Issued by: Pacific Forestry Centre
Catalog ID: 34273
Availability: PDF (download)
Available from the Journal's Web site. †
† This site may require a fee
Forests are an important global resource, playing key roles in both the environment and the economy. The implementation of quality national monitoring programs is required for the generation of robust national statistics, which in turn support global reporting. Conventional monitoring initiatives based on samples of field plots have proven robust but are difficult and costly to implement and maintain, especially for large jurisdictions or where access is difficult. To address this problem, air photo- and satellite-based large area mapping and monitoring programs have been developed; however, these programs also require ground measurements for calibration and validation. To mitigate this need for ground plot data we propose the collection and integration of light detection and ranging (lidar) based plot data. Lidar enables accurate measures of vertical forest structure, including canopy height, volume, and biomass. Rather than acquiring wall-to-wall lidar coverage, we propose the acquisition of a sample of scanned lidar transects to estimate conditions over large areas. Given an appropriate sampling framework, statistics can be generated from the lidar plots extracted from the transects. In other instances, the lidar plots may be treated similar to ground plots, providing locally relevant information that can be used independently or integrated with other data sources, including optical remotely sensed data.
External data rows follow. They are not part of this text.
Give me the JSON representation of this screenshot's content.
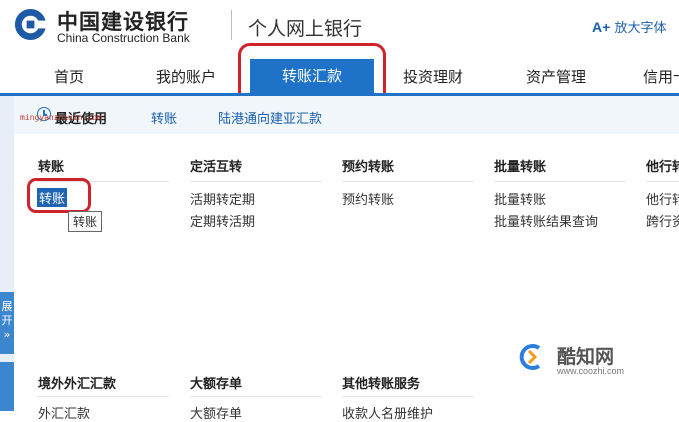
{
  "header": {
    "bank_name_cn": "中国建设银行",
    "bank_name_en": "China Construction Bank",
    "title": "个人网上银行",
    "font_button_icon": "A+",
    "font_button_label": "放大字体"
  },
  "nav": {
    "items": [
      {
        "label": "首页"
      },
      {
        "label": "我的账户"
      },
      {
        "label": "转账汇款",
        "active": true
      },
      {
        "label": "投资理财"
      },
      {
        "label": "资产管理"
      },
      {
        "label": "信用卡"
      }
    ]
  },
  "submenu": {
    "recent_label": "最近使用",
    "links": [
      "转账",
      "陆港通向建亚汇款"
    ],
    "overlay_user": "mingyanzhixin.com"
  },
  "columns": [
    {
      "title": "转账",
      "items": [
        "转账"
      ]
    },
    {
      "title": "定活互转",
      "items": [
        "活期转定期",
        "定期转活期"
      ]
    },
    {
      "title": "预约转账",
      "items": [
        "预约转账"
      ]
    },
    {
      "title": "批量转账",
      "items": [
        "批量转账",
        "批量转账结果查询"
      ]
    },
    {
      "title": "他行转账",
      "items": [
        "他行转",
        "跨行资"
      ]
    }
  ],
  "bottom_columns": [
    {
      "title": "境外外汇汇款",
      "items": [
        "外汇汇款"
      ]
    },
    {
      "title": "大额存单",
      "items": [
        "大额存单"
      ]
    },
    {
      "title": "其他转账服务",
      "items": [
        "收款人名册维护"
      ]
    }
  ],
  "tooltip": "转账",
  "strip_label": "展开",
  "strip_icon": "»",
  "watermark": {
    "name": "酷知网",
    "url": "www.coozhi.com"
  },
  "colors": {
    "accent": "#1e73c8",
    "highlight_border": "#d0222a",
    "link": "#1b5fad"
  }
}
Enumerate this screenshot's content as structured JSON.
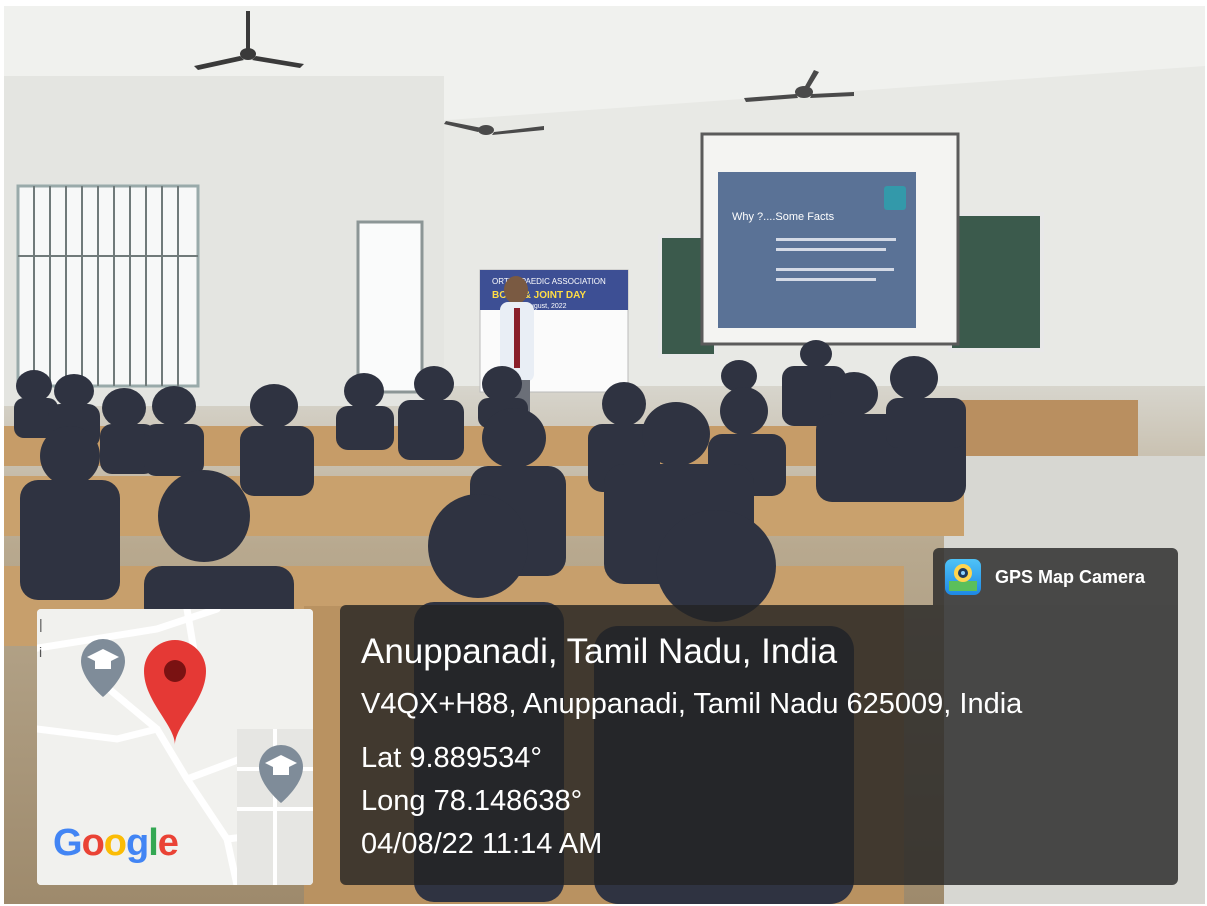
{
  "badge": {
    "app_name": "GPS Map Camera",
    "icon": "gps-map-camera-icon"
  },
  "location": {
    "place": "Anuppanadi, Tamil Nadu, India",
    "address": "V4QX+H88, Anuppanadi, Tamil Nadu 625009, India",
    "latitude": "Lat 9.889534°",
    "longitude": "Long 78.148638°",
    "datetime": "04/08/22 11:14 AM"
  },
  "map": {
    "attribution_letters": [
      "G",
      "o",
      "o",
      "g",
      "l",
      "e"
    ],
    "attribution_colors": [
      "#4285F4",
      "#EA4335",
      "#FBBC05",
      "#4285F4",
      "#34A853",
      "#EA4335"
    ],
    "pin_color": "#E53935",
    "poi_icon": "school-cap-icon"
  },
  "photo": {
    "projector_slide": {
      "title": "Why ?....Some Facts"
    },
    "banner": {
      "line1": "ORTHOPAEDIC ASSOCIATION",
      "line2": "BONE & JOINT DAY",
      "line3": "4th August, 2022"
    }
  }
}
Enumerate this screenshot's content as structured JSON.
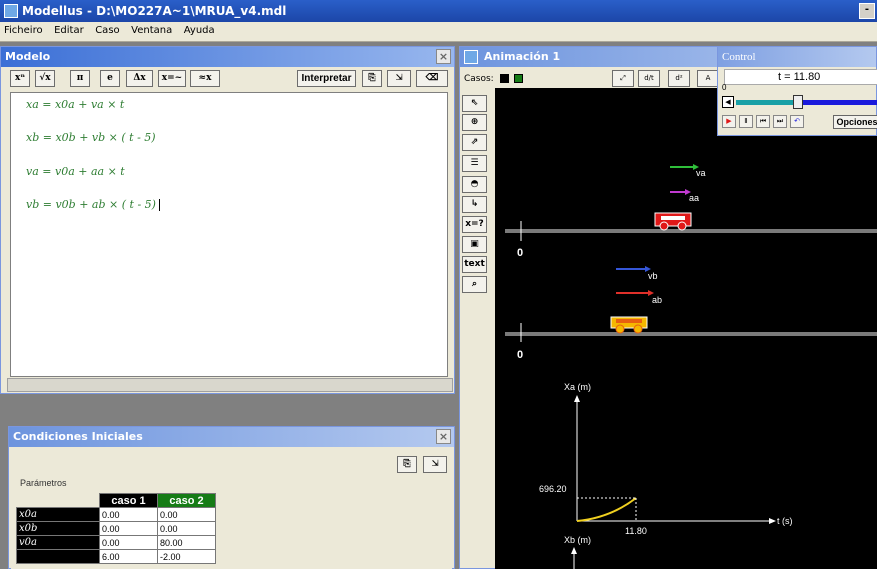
{
  "window": {
    "title": "Modellus - D:\\MO227A~1\\MRUA_v4.mdl",
    "minimize_glyph": "-"
  },
  "menu": [
    "Ficheiro",
    "Editar",
    "Caso",
    "Ventana",
    "Ayuda"
  ],
  "modelo": {
    "title": "Modelo",
    "close_glyph": "×",
    "toolbar": [
      "xⁿ",
      "√x",
      "π",
      "e",
      "Δx",
      "x=~",
      "≈x"
    ],
    "interpret_label": "Interpretar",
    "equations": [
      "xa = x0a + va × t",
      "xb = x0b + vb × ( t - 5)",
      "va = v0a + aa × t",
      "vb = v0b + ab × ( t - 5)"
    ]
  },
  "condiciones": {
    "title": "Condiciones Iniciales",
    "close_glyph": "×",
    "params_label": "Parámetros",
    "headers": [
      "caso 1",
      "caso 2"
    ],
    "rows": [
      {
        "name": "x0a",
        "c1": "0.00",
        "c2": "0.00"
      },
      {
        "name": "x0b",
        "c1": "0.00",
        "c2": "0.00"
      },
      {
        "name": "v0a",
        "c1": "0.00",
        "c2": "80.00"
      },
      {
        "name": "",
        "c1": "6.00",
        "c2": "-2.00"
      }
    ]
  },
  "animacion": {
    "title": "Animación 1",
    "casos_label": "Casos:",
    "left_tools": [
      "⇖",
      "⊕",
      "⇗",
      "☰",
      "◓",
      "↳",
      "x=?",
      "▣",
      "text",
      "⌕"
    ],
    "text_tool_label": "text",
    "labels": {
      "va": "va",
      "aa": "aa",
      "vb": "vb",
      "ab": "ab",
      "zero1": "0",
      "zero2": "0"
    },
    "graph1": {
      "ylabel": "Xa (m)",
      "xlabel": "t (s)",
      "yvalue": "696.20",
      "xvalue": "11.80"
    },
    "graph2": {
      "ylabel": "Xb (m)"
    }
  },
  "control": {
    "title": "Control",
    "t_display": "t =  11.80",
    "t_min": "0",
    "opciones_label": "Opciones",
    "slider_fraction": 0.44
  },
  "colors": {
    "va_arrow": "#2fbf3a",
    "aa_arrow": "#c03ad0",
    "vb_arrow": "#3556d8",
    "ab_arrow": "#e0302a",
    "cart_a": "#e01818",
    "cart_b": "#f5b800",
    "trajectory": "#f0d020"
  }
}
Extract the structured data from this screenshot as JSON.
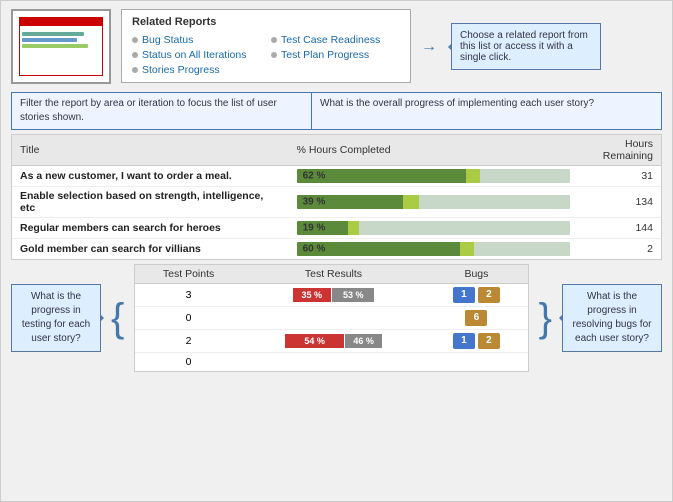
{
  "relatedReports": {
    "title": "Related Reports",
    "tooltip": "Choose a related report from this list or access it with a single click.",
    "items": [
      {
        "label": "Bug Status",
        "col": 0
      },
      {
        "label": "Test Case Readiness",
        "col": 1
      },
      {
        "label": "Status on All Iterations",
        "col": 0
      },
      {
        "label": "Test Plan Progress",
        "col": 1
      },
      {
        "label": "Stories Progress",
        "col": 0
      }
    ]
  },
  "filter": {
    "leftText": "Filter the report by area or iteration to focus the list of user stories shown.",
    "rightText": "What is the overall progress of implementing each user story?"
  },
  "storiesTable": {
    "headers": [
      "Title",
      "% Hours Completed",
      "Hours\nRemaining"
    ],
    "rows": [
      {
        "title": "As a new customer, I want to order a meal.",
        "pct": 62,
        "accent": 5,
        "remaining": "31"
      },
      {
        "title": "Enable selection based on strength, intelligence, etc",
        "pct": 39,
        "accent": 6,
        "remaining": "134"
      },
      {
        "title": "Regular members can search for heroes",
        "pct": 19,
        "accent": 4,
        "remaining": "144"
      },
      {
        "title": "Gold member can search for villians",
        "pct": 60,
        "accent": 5,
        "remaining": "2"
      }
    ]
  },
  "bottomSection": {
    "leftTooltip": "What is the progress in testing for each user story?",
    "rightTooltip": "What is the progress in resolving bugs for each user story?",
    "headers": [
      "Test Points",
      "Test Results",
      "Bugs"
    ],
    "rows": [
      {
        "points": "3",
        "bar1Pct": "35 %",
        "bar1Width": 35,
        "bar2Pct": "53 %",
        "bar2Width": 53,
        "bug1": "1",
        "bug2": "2"
      },
      {
        "points": "0",
        "bar1Pct": "",
        "bar1Width": 0,
        "bar2Pct": "",
        "bar2Width": 0,
        "bug1": "",
        "bug2": "6"
      },
      {
        "points": "2",
        "bar1Pct": "54 %",
        "bar1Width": 54,
        "bar2Pct": "46 %",
        "bar2Width": 46,
        "bug1": "1",
        "bug2": "2"
      },
      {
        "points": "0",
        "bar1Pct": "",
        "bar1Width": 0,
        "bar2Pct": "",
        "bar2Width": 0,
        "bug1": "",
        "bug2": ""
      }
    ]
  }
}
In this study we introduce the concept of ‘‘lidar plots’’ to support forest inventory and scientific applications, particularly for large areas. Many elements must be considered when planning a transect-based lidar survey, including survey design, flight and sensor parameters, acquisition considerations, mass data processing, and database development. We present a case study describing the acquisition of over 25 000 km of lidar data in Canada’s boreal forests in the summer of 2010. The survey, which included areas of managed and unmanaged forests, resulted in the production of more than 17 million 25 x 25 m lidar plots with first returns greater than 2 m in height. We conclude with insights gained from the case study and recommendations for future surveys.